Data from a number of researchers suggest that some types of interpersonal metaphor appear very early in the child's own linguistic repertoire, and in the language of caregivers of small children (Derewianka, 1995). Almost as soon as the child has a functional Mood system (i.e. choices are possible from interrogative, declarative and imperative forms), metaphorical forms begin to appear in the child's system (Torr, 1987: p. 279). These forms provide the child with a resource for negotiating with others and enhance the child's ability to obtain desired goods and services. Some metaphors of modality also develop relatively early (Torr, 1987). By the time the child commences formal schooling, he/she has had extensive experience with many kinds of interpersonal metaphor.
Ideational grammatical metaphor, on the other hand, which is, crucially involved in the development of abstract reasoning, occurs much later. According to Halliday (1993b and elsewhere), children under approximately nine years of age are unable to interpret nominalised language, and as a consequence adults `demetaphorise' during their conversations with young children, intuitively avoiding the use of nominalisations and other ideational grammatical metaphors.
In talking to a 9-year-old, we would never say in times of engine failure; we would say whenever the engine failed. Notice that we have not had to simplify the vocabulary; there are no difficult words in the first version -- it is the grammar that is difficult for a child.

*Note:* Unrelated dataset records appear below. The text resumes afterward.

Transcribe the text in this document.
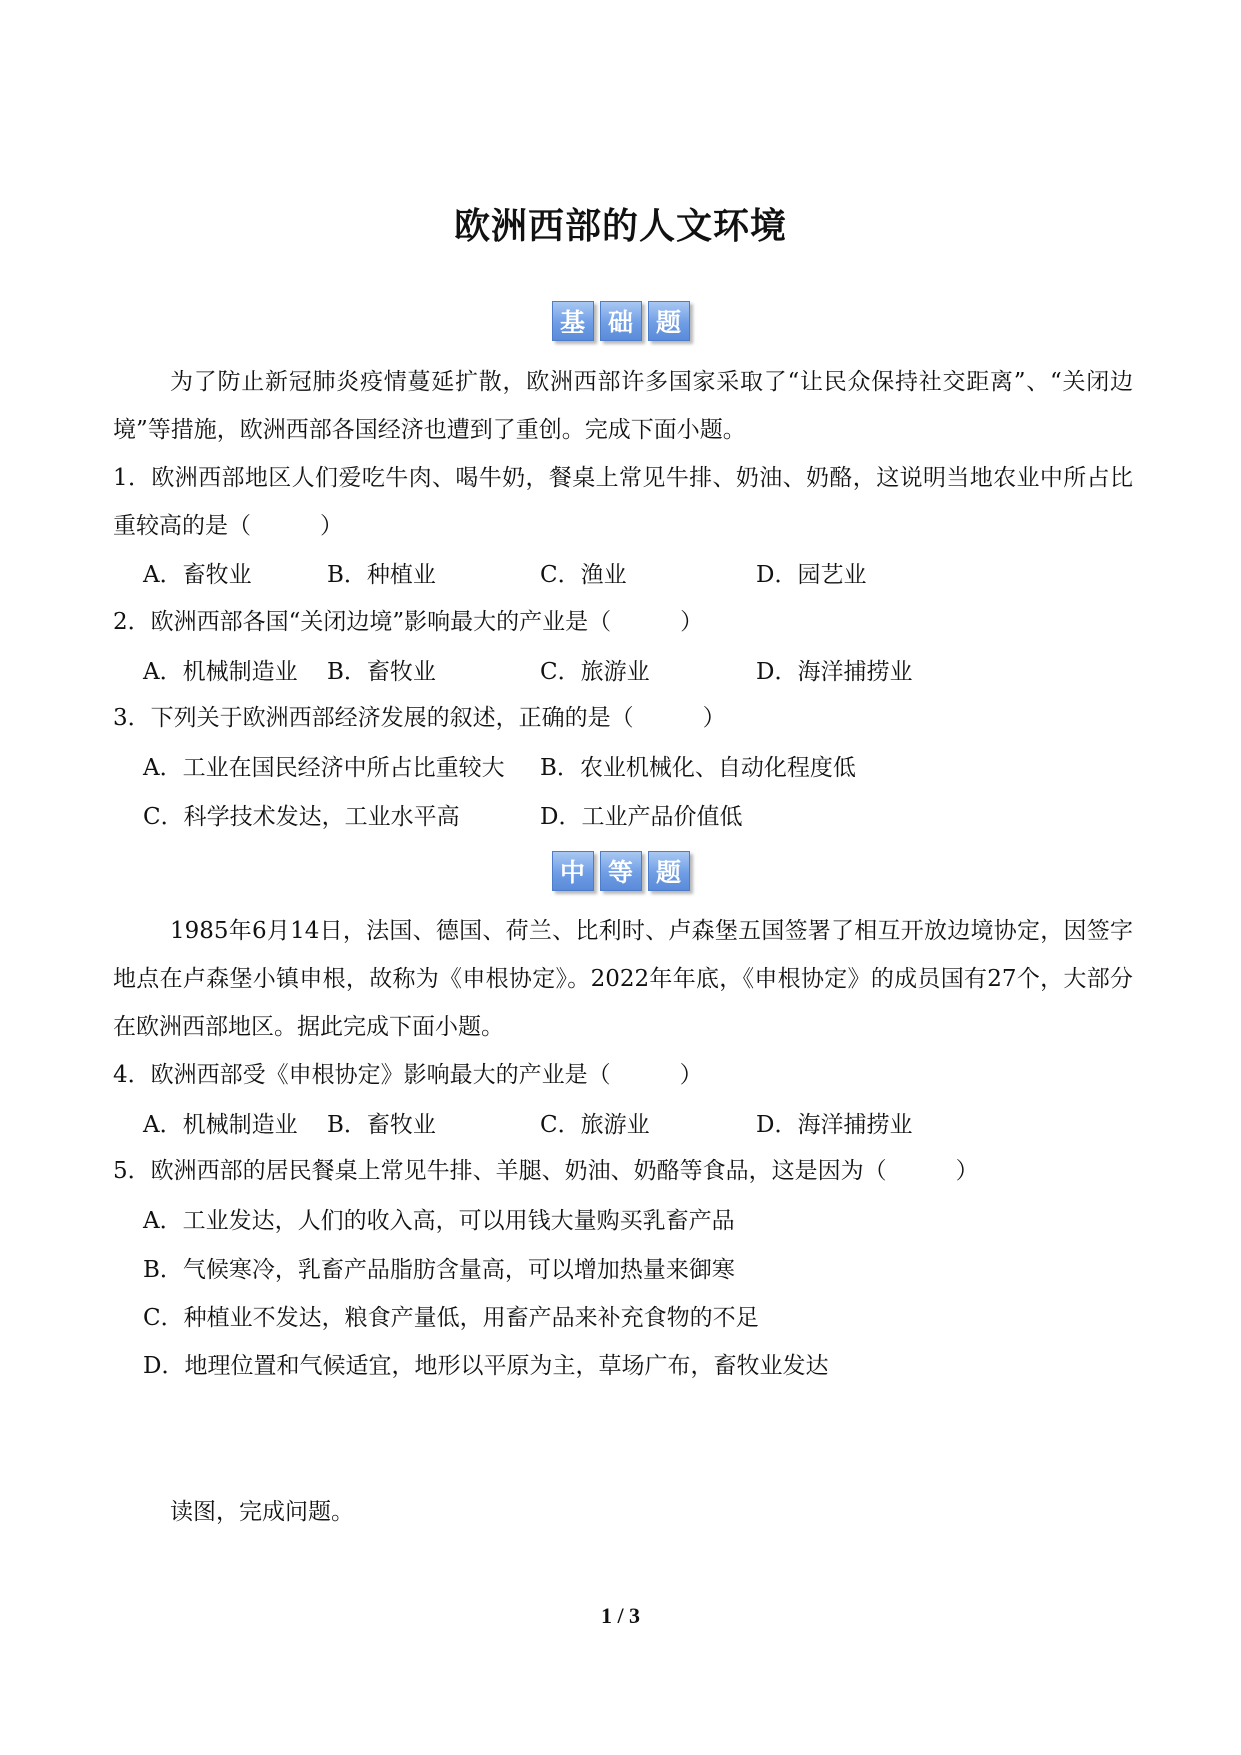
欧洲西部的人文环境
基 础 题
为了防止新冠肺炎疫情蔓延扩散，欧洲西部许多国家采取了“让民众保持社交距离”、“关闭边境”等措施，欧洲西部各国经济也遭到了重创。完成下面小题。
1．欧洲西部地区人们爱吃牛肉、喝牛奶，餐桌上常见牛排、奶油、奶酪，这说明当地农业中所占比重较高的是（　　　）
A．畜牧业	B．种植业	C．渔业	D．园艺业
2．欧洲西部各国“关闭边境”影响最大的产业是（　　　）
A．机械制造业 B．畜牧业	C．旅游业	D．海洋捕捞业
3．下列关于欧洲西部经济发展的叙述，正确的是（　　　）
A．工业在国民经济中所占比重较大 B．农业机械化、自动化程度低
C．科学技术发达，工业水平高	D．工业产品价值低
中 等 题
1985年6月14日，法国、德国、荷兰、比利时、卢森堡五国签署了相互开放边境协定，因签字地点在卢森堡小镇申根，故称为《申根协定》。2022年年底，《申根协定》的成员国有27个，大部分在欧洲西部地区。据此完成下面小题。
4．欧洲西部受《申根协定》影响最大的产业是（　　　）
A．机械制造业 B．畜牧业	C．旅游业	D．海洋捕捞业
5．欧洲西部的居民餐桌上常见牛排、羊腿、奶油、奶酪等食品，这是因为（　　　）
A．工业发达，人们的收入高，可以用钱大量购买乳畜产品
B．气候寒冷，乳畜产品脂肪含量高，可以增加热量来御寒
C．种植业不发达，粮食产量低，用畜产品来补充食物的不足
D．地理位置和气候适宜，地形以平原为主，草场广布，畜牧业发达
读图，完成问题。
1 / 3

Thus the manner and extent to which the teacher uses grammatical metaphor will have important implications for children's ability to access and understand scientific and technical concepts.
This study
In the light of these two issues in recent research on grammatical metaphor, i.e. that grammatical metaphor is. a fundamental feature of scientific registers, and that young children below about nine years of age are unable to understand certain kinds of grammatically metaphorical language, the study on which this article is based has the following two aims:
1 To explore the presence and nature of grammatical metaphor in the discourse of two Year 1 teachers and their students, and
2 To determine the significance of grammatical metaphor in the construction of scientific technical language in these two early childhood classrooms.
The data
The data were collected from two Sydney public schools, as part of a larger study of semantic patterns in Year 1 classrooms. The data were recorded by audio tape recorder, while the researcher sat in the class taking textual notes and observing classroom activities. In both classes, parents and other adults were frequently present, so the researcher's presence was not an exceptional circumstance for the children. A range of situations were recorded and later transcribed, including small group work, large group work, individual conferences, maths, literacy experiences, science-type lessons, news, etc. For this particular study, we focussed on the teacher / child discourse during science lessons in the two classrooms. Context was quite loosely determined by the teachers' perceptions of what the lesson was about, and the natural beginnings an of the lesson (the notion of what constitutes a context is an important theoretical issue, beyond the scope of this study). The focus of the science-oriented lessons was natural phenomena (i.e. how seeds grow and the lifecycle of tadpoles respectively).
While the main focus of our attention was the scientific discourse, we also analysed two maths lessons, one from each teacher, in order to determine whether the patterns we observed in the science lessons also occurred in a related area. In total, four lessons were analysed for grammatical metaphor, one science and one maths lesson from each teacher. The focus of the maths lessons was addition and subtraction. Each of the four lessons analysed for this study lasted approximately 20-30 minutes. Only the science lessons are explored in detail in this article; the maths results in Table 1 are provided simply to demonstrate that each teacher was consistent in the manner in which she used grammatical metaphor across her two lessons.
In order to give some indication of the linguistic features of the data, the following two edited extracts from the science-oriented lessons are provided.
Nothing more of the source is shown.